Orientation this year is shorter than years past, lasting a day and a half instead of the traditional two days, he said.
“Every year, we have a discussion about what the issues are that are facing us in the office and on campus [to plan orientation],” Wical said.
Planners may adapt orientation to accommodate changes in its budget, space needs and message delivery, according to Wical.
New Student Orientation, which is funded through student fees, last asked for a fee increase in the 2000-2001 school year, and its expenses have jumped $329,000 since then, he said, with only a $65,000 increase in revenue.
“We’re to the point now where we’re going to start going into the red with our program, which we can’t really do,” Wical said.
With increased costs in housing, staff and food, he said the NSO faculty has requested a fee increase and should find out in the coming months whether it will receive the request.
A student must pay $115 to attend NSO.
Tabitha Enoch, director of Orientation and New Student Programs at the University of Virginia, said her program will need a fee increase as well. Those students pay $190 to attend orientation.
“In light of budget cuts, we did have to cut some of the things that we typically offer,” she said.
Wical said space has also been a concern. With more students attending every year, there is less space available for all sizes of events.
One way to reduce costs and other current problems, he said, would be to reduce orientation to one day, but there are many options.
According to Wical, NSO faculty should be concerned with the program’s effectiveness, not about the time spent for orientation. It may be more effective to continue programs after the school year begins, he said.
Cory Andrews, a junior in political science and Spanish at UNC-Chapel Hill, said a problem at his orientation, Carolina Testing and Orientation Program Sessions, was the overwhelming amount of information in its two days.

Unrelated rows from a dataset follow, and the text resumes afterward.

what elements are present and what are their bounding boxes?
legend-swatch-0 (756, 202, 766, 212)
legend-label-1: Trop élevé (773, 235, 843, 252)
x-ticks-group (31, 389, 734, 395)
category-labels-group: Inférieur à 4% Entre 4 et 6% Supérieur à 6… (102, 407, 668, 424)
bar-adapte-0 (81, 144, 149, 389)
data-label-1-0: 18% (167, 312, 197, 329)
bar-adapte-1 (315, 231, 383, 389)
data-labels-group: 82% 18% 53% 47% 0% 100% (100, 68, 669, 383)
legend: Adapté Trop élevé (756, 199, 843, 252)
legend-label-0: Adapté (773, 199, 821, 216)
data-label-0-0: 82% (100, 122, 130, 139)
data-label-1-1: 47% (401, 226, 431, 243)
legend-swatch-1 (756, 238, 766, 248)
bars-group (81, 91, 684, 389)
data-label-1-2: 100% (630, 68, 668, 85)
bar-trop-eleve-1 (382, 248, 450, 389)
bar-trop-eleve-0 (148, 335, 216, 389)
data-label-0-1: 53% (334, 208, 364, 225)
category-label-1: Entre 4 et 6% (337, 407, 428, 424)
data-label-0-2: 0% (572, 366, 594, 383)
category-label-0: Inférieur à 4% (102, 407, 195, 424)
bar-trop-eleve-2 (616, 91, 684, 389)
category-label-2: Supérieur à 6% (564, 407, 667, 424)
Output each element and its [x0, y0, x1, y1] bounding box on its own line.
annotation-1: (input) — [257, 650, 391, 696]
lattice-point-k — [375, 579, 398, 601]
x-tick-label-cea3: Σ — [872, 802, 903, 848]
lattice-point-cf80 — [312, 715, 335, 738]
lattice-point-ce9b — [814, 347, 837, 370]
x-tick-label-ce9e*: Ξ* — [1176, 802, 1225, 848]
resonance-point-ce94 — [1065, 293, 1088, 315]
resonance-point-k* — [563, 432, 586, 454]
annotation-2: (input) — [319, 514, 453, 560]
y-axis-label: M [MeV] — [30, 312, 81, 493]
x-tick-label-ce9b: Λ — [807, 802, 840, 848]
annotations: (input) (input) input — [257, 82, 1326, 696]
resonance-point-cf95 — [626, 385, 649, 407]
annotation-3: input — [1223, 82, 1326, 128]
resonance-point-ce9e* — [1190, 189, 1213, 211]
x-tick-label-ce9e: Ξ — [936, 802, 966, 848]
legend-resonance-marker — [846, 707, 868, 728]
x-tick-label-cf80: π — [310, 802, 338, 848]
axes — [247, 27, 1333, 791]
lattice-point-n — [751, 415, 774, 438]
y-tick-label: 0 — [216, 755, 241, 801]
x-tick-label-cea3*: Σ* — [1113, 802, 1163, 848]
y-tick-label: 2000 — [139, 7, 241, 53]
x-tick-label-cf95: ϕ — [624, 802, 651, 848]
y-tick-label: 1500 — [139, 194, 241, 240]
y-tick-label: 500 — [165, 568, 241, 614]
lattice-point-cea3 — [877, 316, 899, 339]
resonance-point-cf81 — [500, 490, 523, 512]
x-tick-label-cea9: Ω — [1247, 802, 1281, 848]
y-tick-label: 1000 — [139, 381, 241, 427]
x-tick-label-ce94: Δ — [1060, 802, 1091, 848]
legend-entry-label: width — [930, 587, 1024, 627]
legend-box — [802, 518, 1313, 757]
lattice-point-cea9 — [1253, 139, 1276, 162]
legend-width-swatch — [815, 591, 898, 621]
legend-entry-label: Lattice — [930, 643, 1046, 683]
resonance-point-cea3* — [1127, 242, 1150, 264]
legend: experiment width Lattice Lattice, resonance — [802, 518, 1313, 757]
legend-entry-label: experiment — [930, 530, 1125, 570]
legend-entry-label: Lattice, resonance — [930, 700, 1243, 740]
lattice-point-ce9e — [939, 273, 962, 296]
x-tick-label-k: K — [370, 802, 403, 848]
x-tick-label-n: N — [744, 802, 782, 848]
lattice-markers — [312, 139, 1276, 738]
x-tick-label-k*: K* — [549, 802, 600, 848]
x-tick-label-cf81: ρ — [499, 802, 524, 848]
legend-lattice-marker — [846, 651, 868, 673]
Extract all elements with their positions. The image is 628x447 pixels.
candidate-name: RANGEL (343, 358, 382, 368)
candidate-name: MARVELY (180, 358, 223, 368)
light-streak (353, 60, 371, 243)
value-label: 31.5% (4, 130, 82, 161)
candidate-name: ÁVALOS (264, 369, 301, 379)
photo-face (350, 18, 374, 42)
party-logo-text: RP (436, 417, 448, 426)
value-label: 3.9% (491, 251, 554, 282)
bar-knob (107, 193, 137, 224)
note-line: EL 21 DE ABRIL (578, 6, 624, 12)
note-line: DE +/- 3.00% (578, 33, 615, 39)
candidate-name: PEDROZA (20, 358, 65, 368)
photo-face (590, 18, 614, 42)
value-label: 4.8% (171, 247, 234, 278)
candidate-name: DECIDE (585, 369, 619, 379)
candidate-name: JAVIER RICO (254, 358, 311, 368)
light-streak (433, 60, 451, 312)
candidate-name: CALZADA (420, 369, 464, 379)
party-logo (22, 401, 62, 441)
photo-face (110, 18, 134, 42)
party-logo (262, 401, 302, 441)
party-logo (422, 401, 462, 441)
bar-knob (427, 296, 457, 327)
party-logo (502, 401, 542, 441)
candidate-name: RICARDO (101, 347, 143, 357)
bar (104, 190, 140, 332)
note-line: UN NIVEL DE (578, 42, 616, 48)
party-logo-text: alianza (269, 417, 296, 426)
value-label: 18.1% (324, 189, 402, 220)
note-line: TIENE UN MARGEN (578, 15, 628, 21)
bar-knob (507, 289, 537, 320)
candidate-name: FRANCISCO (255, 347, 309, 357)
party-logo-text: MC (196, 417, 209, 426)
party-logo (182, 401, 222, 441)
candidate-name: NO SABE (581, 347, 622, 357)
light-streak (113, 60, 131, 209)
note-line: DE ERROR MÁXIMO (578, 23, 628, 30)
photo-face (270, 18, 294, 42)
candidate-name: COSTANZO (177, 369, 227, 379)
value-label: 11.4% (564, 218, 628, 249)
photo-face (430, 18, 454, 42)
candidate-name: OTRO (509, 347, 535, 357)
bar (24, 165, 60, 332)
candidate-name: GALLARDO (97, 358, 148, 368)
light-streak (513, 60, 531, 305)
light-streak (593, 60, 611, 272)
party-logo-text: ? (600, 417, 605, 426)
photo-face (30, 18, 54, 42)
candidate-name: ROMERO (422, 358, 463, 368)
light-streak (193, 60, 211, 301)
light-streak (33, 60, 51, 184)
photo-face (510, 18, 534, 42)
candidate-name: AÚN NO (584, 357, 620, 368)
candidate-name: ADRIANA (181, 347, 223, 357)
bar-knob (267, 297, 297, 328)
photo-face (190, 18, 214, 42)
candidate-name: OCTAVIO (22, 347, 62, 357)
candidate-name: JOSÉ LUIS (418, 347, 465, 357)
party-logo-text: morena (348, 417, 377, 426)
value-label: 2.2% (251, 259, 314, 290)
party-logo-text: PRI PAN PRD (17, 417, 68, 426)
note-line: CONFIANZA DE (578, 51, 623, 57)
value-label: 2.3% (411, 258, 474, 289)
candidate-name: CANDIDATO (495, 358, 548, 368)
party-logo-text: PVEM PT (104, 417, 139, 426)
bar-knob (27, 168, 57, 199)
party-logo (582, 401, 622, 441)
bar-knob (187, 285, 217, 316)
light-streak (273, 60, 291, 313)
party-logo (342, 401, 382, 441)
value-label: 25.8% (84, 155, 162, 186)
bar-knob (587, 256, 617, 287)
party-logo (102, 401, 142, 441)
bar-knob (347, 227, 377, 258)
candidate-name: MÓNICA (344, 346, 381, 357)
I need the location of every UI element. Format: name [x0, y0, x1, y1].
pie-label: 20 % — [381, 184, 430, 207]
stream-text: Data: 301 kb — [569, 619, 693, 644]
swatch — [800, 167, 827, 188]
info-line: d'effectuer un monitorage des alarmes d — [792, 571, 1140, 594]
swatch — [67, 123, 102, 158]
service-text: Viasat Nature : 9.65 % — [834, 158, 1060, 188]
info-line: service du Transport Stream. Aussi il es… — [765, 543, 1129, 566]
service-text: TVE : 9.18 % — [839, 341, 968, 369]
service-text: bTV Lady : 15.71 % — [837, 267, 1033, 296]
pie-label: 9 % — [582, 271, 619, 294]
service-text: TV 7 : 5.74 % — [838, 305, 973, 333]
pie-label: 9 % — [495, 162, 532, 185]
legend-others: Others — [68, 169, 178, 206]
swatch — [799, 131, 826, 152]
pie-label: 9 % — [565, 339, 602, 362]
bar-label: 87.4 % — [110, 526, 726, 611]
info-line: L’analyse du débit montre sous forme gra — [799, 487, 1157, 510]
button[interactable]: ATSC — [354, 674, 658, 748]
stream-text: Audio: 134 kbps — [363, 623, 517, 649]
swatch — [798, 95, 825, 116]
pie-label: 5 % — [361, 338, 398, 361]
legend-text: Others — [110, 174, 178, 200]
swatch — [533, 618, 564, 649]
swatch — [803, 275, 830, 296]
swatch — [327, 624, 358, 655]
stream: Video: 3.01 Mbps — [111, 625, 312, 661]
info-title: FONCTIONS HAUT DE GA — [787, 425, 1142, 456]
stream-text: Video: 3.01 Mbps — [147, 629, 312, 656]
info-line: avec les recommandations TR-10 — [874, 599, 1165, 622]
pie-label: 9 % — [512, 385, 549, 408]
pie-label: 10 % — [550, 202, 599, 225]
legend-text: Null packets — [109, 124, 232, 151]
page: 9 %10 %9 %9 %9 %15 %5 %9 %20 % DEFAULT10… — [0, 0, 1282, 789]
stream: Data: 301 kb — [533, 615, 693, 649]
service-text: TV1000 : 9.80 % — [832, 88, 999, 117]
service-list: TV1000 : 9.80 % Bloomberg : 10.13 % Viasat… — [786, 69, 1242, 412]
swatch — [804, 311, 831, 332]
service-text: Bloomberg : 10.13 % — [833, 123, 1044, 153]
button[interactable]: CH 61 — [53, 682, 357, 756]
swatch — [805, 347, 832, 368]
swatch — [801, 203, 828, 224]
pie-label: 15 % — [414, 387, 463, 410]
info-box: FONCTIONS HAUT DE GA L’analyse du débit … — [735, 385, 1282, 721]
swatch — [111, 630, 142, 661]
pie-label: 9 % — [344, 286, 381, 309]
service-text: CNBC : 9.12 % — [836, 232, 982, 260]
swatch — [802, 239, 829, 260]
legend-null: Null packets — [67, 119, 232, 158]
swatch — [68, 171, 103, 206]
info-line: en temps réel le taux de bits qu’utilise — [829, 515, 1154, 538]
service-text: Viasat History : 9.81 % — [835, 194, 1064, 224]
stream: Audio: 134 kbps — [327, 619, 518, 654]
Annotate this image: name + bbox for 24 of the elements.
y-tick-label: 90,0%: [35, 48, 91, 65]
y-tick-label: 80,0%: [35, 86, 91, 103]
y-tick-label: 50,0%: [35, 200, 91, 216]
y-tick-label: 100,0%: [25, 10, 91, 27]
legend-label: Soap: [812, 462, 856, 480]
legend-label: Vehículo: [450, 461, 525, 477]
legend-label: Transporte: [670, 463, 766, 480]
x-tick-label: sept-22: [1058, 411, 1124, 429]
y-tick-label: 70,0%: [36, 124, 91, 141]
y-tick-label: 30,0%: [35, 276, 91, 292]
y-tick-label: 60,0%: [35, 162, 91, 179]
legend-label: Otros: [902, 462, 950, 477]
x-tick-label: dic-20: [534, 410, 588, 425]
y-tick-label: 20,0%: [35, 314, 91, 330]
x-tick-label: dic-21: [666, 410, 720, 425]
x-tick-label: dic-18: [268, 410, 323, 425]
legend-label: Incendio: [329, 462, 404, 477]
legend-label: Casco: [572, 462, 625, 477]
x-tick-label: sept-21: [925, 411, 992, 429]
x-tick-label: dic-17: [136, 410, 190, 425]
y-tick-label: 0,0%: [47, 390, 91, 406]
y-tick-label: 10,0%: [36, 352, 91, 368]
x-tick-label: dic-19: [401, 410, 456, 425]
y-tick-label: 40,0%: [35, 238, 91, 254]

“There was a lot of information they tried to throw at you at once while trying to immerse you,” he said. “I remember not retaining anything I learned.”
C-TOPS is a two-day program similar to NSO at N.C. State, but students sign up for any of the 14 sessions on a first-come, first-serve basis, and orientation leaders split them into major-oriented groups upon arrival, said Sharon Levine, a senior in journalism and public policy and an orientation leader at UNC-CH.
Each student is placed into a particular NSO session based on college and last name.
Michael Webster, an incoming freshman in computer science, said it would be helpful to have information spread out over a longer period than orientation, and Wical said that is a possibility.
Students may not be ready to hear everything that is necessary to say at orientation, Wical said, and they need to think of the transition period for students as more than just orientation.
“Orientation right now is the only time when the University has a captive audience,” he said. “Where University messages go, there’s really no structure for providing messages on a long-term basis.”
Starting last fall, an undergraduate student transition task force worked to find ways to distribute messages effectively during a student’s first year, Wical said.
According to Wical, there is movement to get more campus involvement in the direction of NSO.